Crypto Market Is Euphoric Again as Institutional FOMO Sets In Amidst “Much Greater Value In The Space”

Given that the crypto market has gone from extreme euphoria to March 2020 level fear to back to very bullish yet again in a matter of a few weeks, caution is urged.

The crypto market is enjoying a green week after taking a brutal beating for much of May. The total cryptocurrency market cap is also nearing $2 trillion after losing a trillion dollars during the latest sell-off; the peak at $2.55 trillion was hit on May 12.

The price of Bitcoin is above $40,000, and Ethereum seems to be making its way to $3,000. While the positive price action has people excited yet again, some are urging caution.

According to trader Don Alt, the current scenario of Bitcoin down and altcoins going up is not healthy, and the market may end up being rekt yet again.

Trader Degen is of a similar opinion because such a huge price dump means a ton of underwater buyers have an average cost basis below the current price.

“Up only really has spoiled most and ramped up expectations to unrealistic levels, even for crypto. People are hoping for a quick recovery in the next few weeks, I think this is by far the least likely scenario. That was a 3-month distribution range, any bounces will be faded hard.”

In a matter of a couple of weeks, the market has basically gone from extreme euphoria with calls for Ethereum flippening Bitcoin becoming very loud to very bearish with the Fear and Greed Index going down to March 2020 level with a reading of 10, to yet again very bullish.

The market basically lacks direction right now, it needs to be seen if we will end up going down yet again or continue what came to an untimely stop due to all the FUD, or boring sideways action for months is what’s ahead for the market.

What can't be missed out in the ongoing market is the positive sentiments, and if any FUD here fails to negatively impact them, it could really take us higher.
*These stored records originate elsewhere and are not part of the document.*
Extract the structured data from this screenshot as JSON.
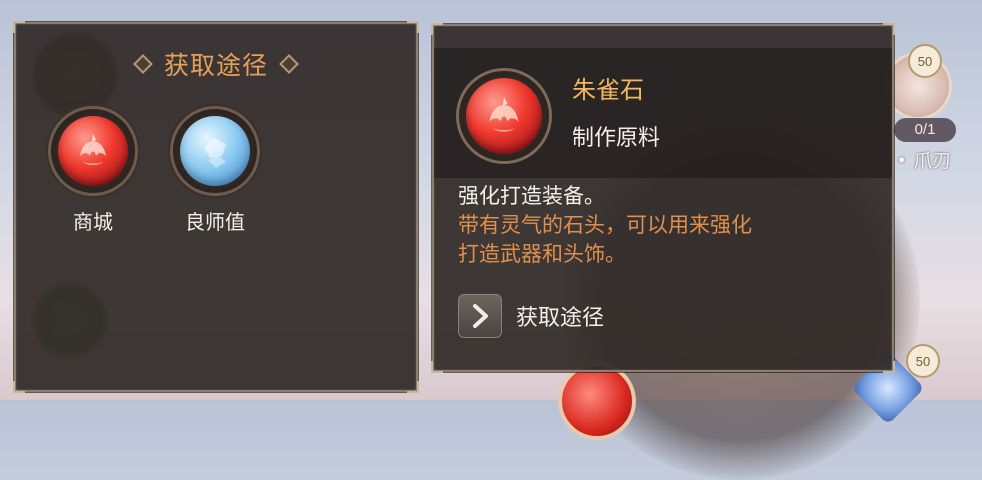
{
  "colors": {
    "panel_bg": "#302a28",
    "header_accent": "#e5a257",
    "item_name": "#f1b85d",
    "flavor_text": "#e0904d",
    "body_text": "#f4f0ea"
  },
  "source_panel": {
    "title": "获取途径",
    "sources": [
      {
        "label": "商城",
        "icon": "red-phoenix-orb-icon"
      },
      {
        "label": "良师值",
        "icon": "blue-crystal-orb-icon"
      }
    ]
  },
  "item_panel": {
    "name": "朱雀石",
    "type": "制作原料",
    "icon": "red-phoenix-orb-icon",
    "description_main": "强化打造装备。",
    "description_flavor_line1": "带有灵气的石头，可以用来强化",
    "description_flavor_line2": "打造武器和头饰。",
    "action_label": "获取途径",
    "action_icon": "chevron-right-icon"
  },
  "background": {
    "badge_top": "50",
    "badge_bottom": "50",
    "count": "0/1",
    "item_label": "• 爪刃"
  }
}
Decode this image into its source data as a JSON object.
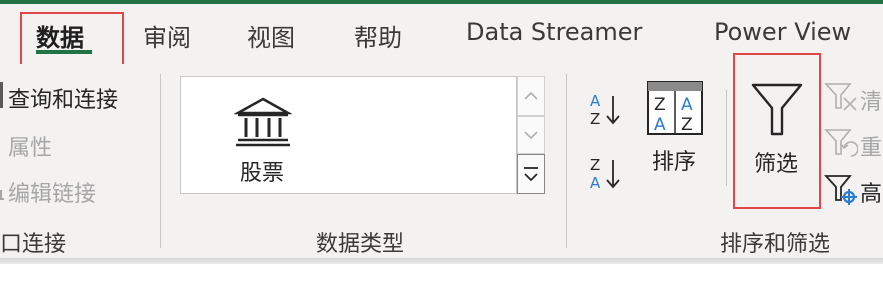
{
  "tabs": {
    "data": "数据",
    "review": "审阅",
    "view": "视图",
    "help": "帮助",
    "data_streamer": "Data Streamer",
    "power_view": "Power View"
  },
  "queries_group": {
    "queries_connections": "查询和连接",
    "properties": "属性",
    "edit_links": "编辑链接",
    "group_label": "口连接"
  },
  "data_types_group": {
    "stocks": "股票",
    "group_label": "数据类型"
  },
  "sort_filter_group": {
    "sort": "排序",
    "filter": "筛选",
    "clear": "清",
    "reapply": "重",
    "advanced": "高",
    "group_label": "排序和筛选"
  },
  "colors": {
    "accent": "#217346",
    "highlight": "#e04848",
    "icon_blue": "#2b7cd3"
  }
}
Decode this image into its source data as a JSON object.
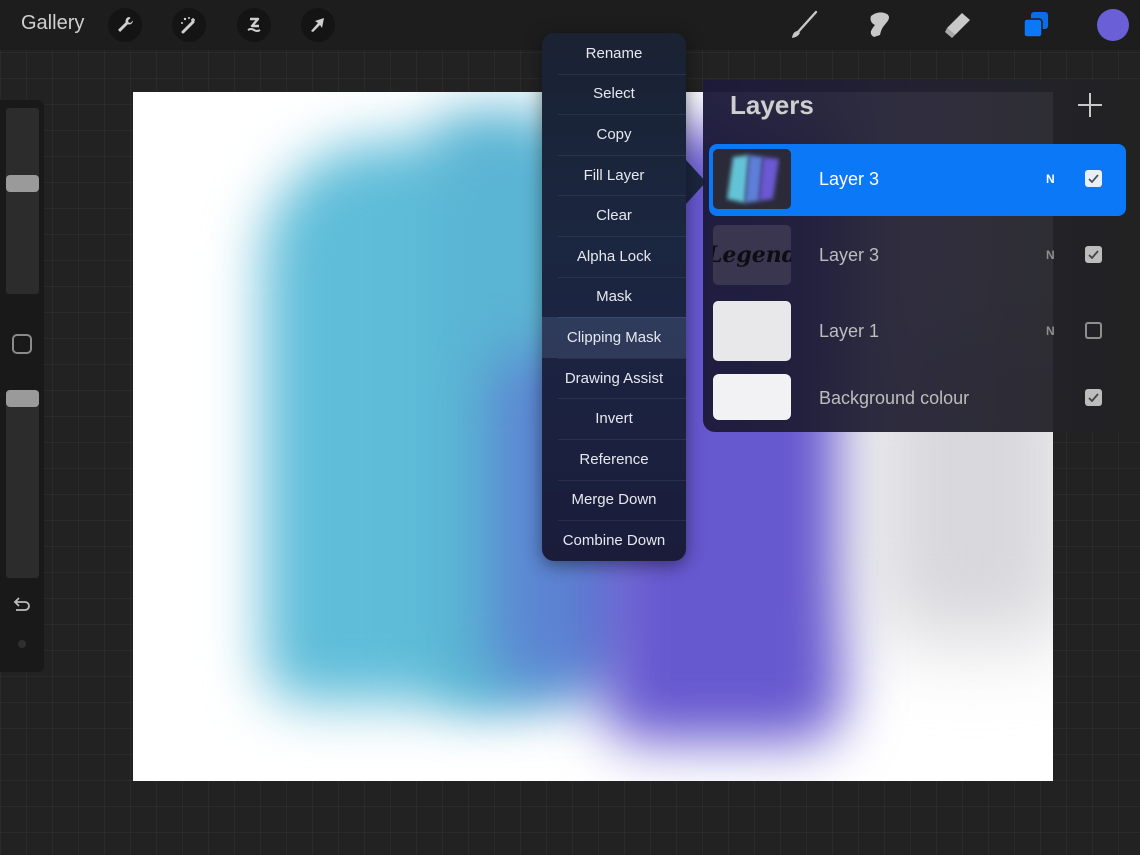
{
  "toolbar": {
    "gallery_label": "Gallery",
    "left_tools": [
      {
        "name": "actions",
        "icon": "wrench-icon"
      },
      {
        "name": "adjustments",
        "icon": "magic-wand-icon"
      },
      {
        "name": "selection",
        "icon": "selection-s-icon"
      },
      {
        "name": "transform",
        "icon": "arrow-cursor-icon"
      }
    ],
    "right_tools": [
      {
        "name": "brush",
        "icon": "brush-icon"
      },
      {
        "name": "smudge",
        "icon": "smudge-finger-icon"
      },
      {
        "name": "eraser",
        "icon": "eraser-icon"
      },
      {
        "name": "layers",
        "icon": "layers-icon",
        "active": true
      }
    ],
    "current_color": "#6a5fd6",
    "accent_color": "#0a78f7"
  },
  "sidebar": {
    "brush_size_level": 0.4,
    "opacity_level": 0.0,
    "modify_icon": "square-icon",
    "undo_icon": "undo-icon",
    "redo_icon": "redo-icon"
  },
  "context_menu": {
    "items": [
      {
        "label": "Rename"
      },
      {
        "label": "Select"
      },
      {
        "label": "Copy"
      },
      {
        "label": "Fill Layer"
      },
      {
        "label": "Clear"
      },
      {
        "label": "Alpha Lock"
      },
      {
        "label": "Mask"
      },
      {
        "label": "Clipping Mask",
        "highlighted": true
      },
      {
        "label": "Drawing Assist"
      },
      {
        "label": "Invert"
      },
      {
        "label": "Reference"
      },
      {
        "label": "Merge Down"
      },
      {
        "label": "Combine Down"
      }
    ]
  },
  "layers_panel": {
    "title": "Layers",
    "add_icon": "plus-icon",
    "layers": [
      {
        "name": "Layer 3",
        "blend_mode": "N",
        "visible": true,
        "selected": true,
        "thumbnail": "blue-purple-strokes"
      },
      {
        "name": "Layer 3",
        "blend_mode": "N",
        "visible": true,
        "selected": false,
        "thumbnail": "legend-lettering",
        "thumbnail_text": "Legend"
      },
      {
        "name": "Layer 1",
        "blend_mode": "N",
        "visible": false,
        "selected": false,
        "thumbnail": "blank"
      },
      {
        "name": "Background colour",
        "blend_mode": "",
        "visible": true,
        "selected": false,
        "thumbnail": "white"
      }
    ]
  }
}
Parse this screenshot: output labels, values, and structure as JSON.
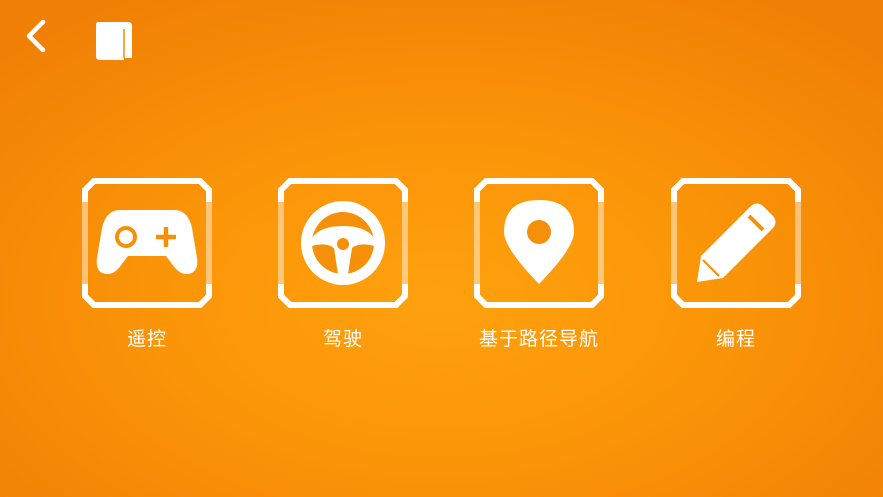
{
  "header": {
    "back_icon": "chevron-left-icon",
    "manual_icon": "book-icon"
  },
  "modes": [
    {
      "id": "remote",
      "label": "遥控",
      "icon": "gamepad-icon"
    },
    {
      "id": "drive",
      "label": "驾驶",
      "icon": "steering-wheel-icon"
    },
    {
      "id": "navigate",
      "label": "基于路径导航",
      "icon": "map-pin-icon"
    },
    {
      "id": "program",
      "label": "编程",
      "icon": "pencil-icon"
    }
  ],
  "colors": {
    "background_center": "#ffa10e",
    "background_edge": "#f07f05",
    "foreground": "#ffffff"
  }
}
As we reported, OTC desks are seeing institutional inflows, from crypto funds, macro funds, and opportunistic VCs; in the market. However, these biddings are slow, which given those institutions and the traditional market work pretty slow, makes sense.

Even Ray Dalio, the founder, and CEO of the world’s largest hedge fund Bridgewater Associates has finally gotten into crypto and now owns Bitcoin.

Another big thing is Goldman Sachs’s comprehensive report on cryptocurrencies which makes a strong bull thesis for the market, especially Ethereum.

In the report, the banking giant’s own head of digital assets, Mathew McDermott, argued that Goldman’s interest in the sector is being led by client demand, notably from the institutional side.

But it’s not just institutions making inquiries but also corporate treasurers, especially those facing negative interest rates or fear asset devaluation, he further noted.

Despite Bitcoin’s 54% drawdown, BTC is still up over 700% from March 2020 low and 35.5% YTD. Last year, even crypto hedge funds of various trading strategies underperformed BTC.

Median Return 2020 PwC

Negative interest rates are a major use case for Bitcoin. McDermott also noted a general sense of FOMO amidst the institutions as he wrote,

“There’s no doubt that ‘fear of missing out' (FOMO) is playing a role given how much bitcoin and other crypto assets have appreciated and how many interested parties of all flavors have jumped into this space. If you’re an asset manager or running a macro fund and your closest rivals are all investing and seeing material returns, your investors will naturally wonder why you are not investing. But I see investor interest in crypto enduring; we’ve crossed the Rubicon in terms of institutional buy-in, and there is much greater value in the space than there was three or four years ago.”

There is a lot of demand coming from Goldman’s client base, and the 900% YoY increase in CME bitcoin futures daily active in April also represents that. This means big opportunities for the bank’s prime brokerage business.

The bank said in its report that it plans to offer clients the ability to go long and short on bitcoin-linked securities and exchange-traded notes (ETNs) in Europe and is looking into offering lending structures.